Hal krusial lain yang perlu diperhatikan adalah tentang pola pendelegasian kewenangan. Disini, pada prinsipnya terdapat dua kelompok, yaitu pola homogen dan pola heterogen. Dalam pola homogen, kecamatan diasumsikan memiliki potensi dan karakteristik yang relatif sama, sehingga diberikan kewenangan delegatif yang sama pula. Sedangkan dalam pola heterogen, setiap kecamatan hanya menerima kewenangan yang disesuaikan dengan kebutuhan, kemampuan, dan kondisi obyektif kecamatan yang bersangkutan.

Dalam prakteknya, opsi pertama-lah yang banyak diterapkan.

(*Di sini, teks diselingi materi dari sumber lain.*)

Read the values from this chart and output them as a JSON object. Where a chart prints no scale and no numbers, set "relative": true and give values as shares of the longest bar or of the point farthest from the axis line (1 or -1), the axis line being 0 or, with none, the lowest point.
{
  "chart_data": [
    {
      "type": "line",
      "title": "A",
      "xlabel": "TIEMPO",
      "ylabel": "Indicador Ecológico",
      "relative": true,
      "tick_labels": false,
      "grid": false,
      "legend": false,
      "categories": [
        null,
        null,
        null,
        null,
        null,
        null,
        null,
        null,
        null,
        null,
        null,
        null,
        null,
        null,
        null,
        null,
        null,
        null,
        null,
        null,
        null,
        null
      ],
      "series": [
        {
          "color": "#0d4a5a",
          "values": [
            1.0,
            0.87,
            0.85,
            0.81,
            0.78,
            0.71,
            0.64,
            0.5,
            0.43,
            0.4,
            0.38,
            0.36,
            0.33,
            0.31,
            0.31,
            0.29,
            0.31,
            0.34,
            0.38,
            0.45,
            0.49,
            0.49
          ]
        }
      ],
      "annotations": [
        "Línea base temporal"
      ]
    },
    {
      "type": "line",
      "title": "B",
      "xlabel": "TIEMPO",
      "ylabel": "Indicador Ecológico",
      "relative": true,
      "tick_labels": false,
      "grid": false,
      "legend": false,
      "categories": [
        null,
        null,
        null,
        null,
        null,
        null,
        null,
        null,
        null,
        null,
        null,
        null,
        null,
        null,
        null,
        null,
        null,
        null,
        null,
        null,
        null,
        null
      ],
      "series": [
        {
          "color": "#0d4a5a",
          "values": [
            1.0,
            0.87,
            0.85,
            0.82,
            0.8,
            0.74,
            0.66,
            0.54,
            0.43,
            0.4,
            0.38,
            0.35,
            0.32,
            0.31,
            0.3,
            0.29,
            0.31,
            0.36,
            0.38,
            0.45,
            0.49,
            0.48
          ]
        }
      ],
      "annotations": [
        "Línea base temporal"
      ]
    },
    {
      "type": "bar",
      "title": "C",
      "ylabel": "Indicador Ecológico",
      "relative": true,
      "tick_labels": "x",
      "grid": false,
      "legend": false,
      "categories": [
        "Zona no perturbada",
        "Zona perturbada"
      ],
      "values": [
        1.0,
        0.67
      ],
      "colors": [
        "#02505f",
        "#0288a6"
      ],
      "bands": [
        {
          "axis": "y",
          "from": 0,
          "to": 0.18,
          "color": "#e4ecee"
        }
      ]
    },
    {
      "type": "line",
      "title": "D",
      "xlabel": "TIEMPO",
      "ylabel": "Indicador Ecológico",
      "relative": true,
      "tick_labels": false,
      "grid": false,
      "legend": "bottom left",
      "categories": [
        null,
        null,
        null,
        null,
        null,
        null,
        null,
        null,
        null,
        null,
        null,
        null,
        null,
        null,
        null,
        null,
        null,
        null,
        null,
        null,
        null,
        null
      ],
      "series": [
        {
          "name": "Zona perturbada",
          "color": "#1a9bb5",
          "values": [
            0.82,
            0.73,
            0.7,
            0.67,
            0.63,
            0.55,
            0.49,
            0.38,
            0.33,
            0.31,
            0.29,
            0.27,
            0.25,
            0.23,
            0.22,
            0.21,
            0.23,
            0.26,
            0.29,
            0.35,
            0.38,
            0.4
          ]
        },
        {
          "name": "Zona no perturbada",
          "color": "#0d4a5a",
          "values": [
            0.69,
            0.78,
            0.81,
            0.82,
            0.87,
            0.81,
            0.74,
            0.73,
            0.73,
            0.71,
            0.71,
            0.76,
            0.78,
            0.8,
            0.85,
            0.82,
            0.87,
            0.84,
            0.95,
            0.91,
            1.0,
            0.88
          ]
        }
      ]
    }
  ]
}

Namun, tentu saja pola ini mengandung kelemahan yang cukup mendasar. Pola ini mengabaikan kondisi dan karakteristik yang berbeda-beda untuk tiap wilayah / kecamatan. Padahal, setipis apapun perbedaannya, setiap kecamatan pasti memiliki ciri khas yang membedakannya dengan kecamatan lainnya.

Katakanlah dalam kewenangan bidang pertambangan, tidak semua kecamatan memiliki potensi tambang. Kecamatan yang tidak memiliki potensi tambang namun tetap diberi delegasi wewenang untuk mengurus / mengatur bidang ini, adalah sebuah kesia-siaan, kalau tidak dikatakan kesalahan administrasi. Dampaknya jelas bahwa kewenangan tadi tidak mungkin dapat dioperasionalkan. Dan jika pendelegasian kewenangan ini dijadikan sebagai alat ukur menilai kinerja kecamatan, maka dapat dipastikan bahwa tingkat kinerja kecamatan dalam bidang itu sangat rendah (bahkan nol).

Untuk menghindari hal tersebut, pendelegasian kewenangan dengan pola heterogen lebih dianjurkan. Meskipun demikian, pola homogen dapat saja diterapkan, namun harus disertai dengan klausul bahwa kecamatan berhak untuk menyatakan suatu kewenangan tertentu “tidak dapat dilaksanakan” atas dasar pertimbangan- pertimbangan yang rasional.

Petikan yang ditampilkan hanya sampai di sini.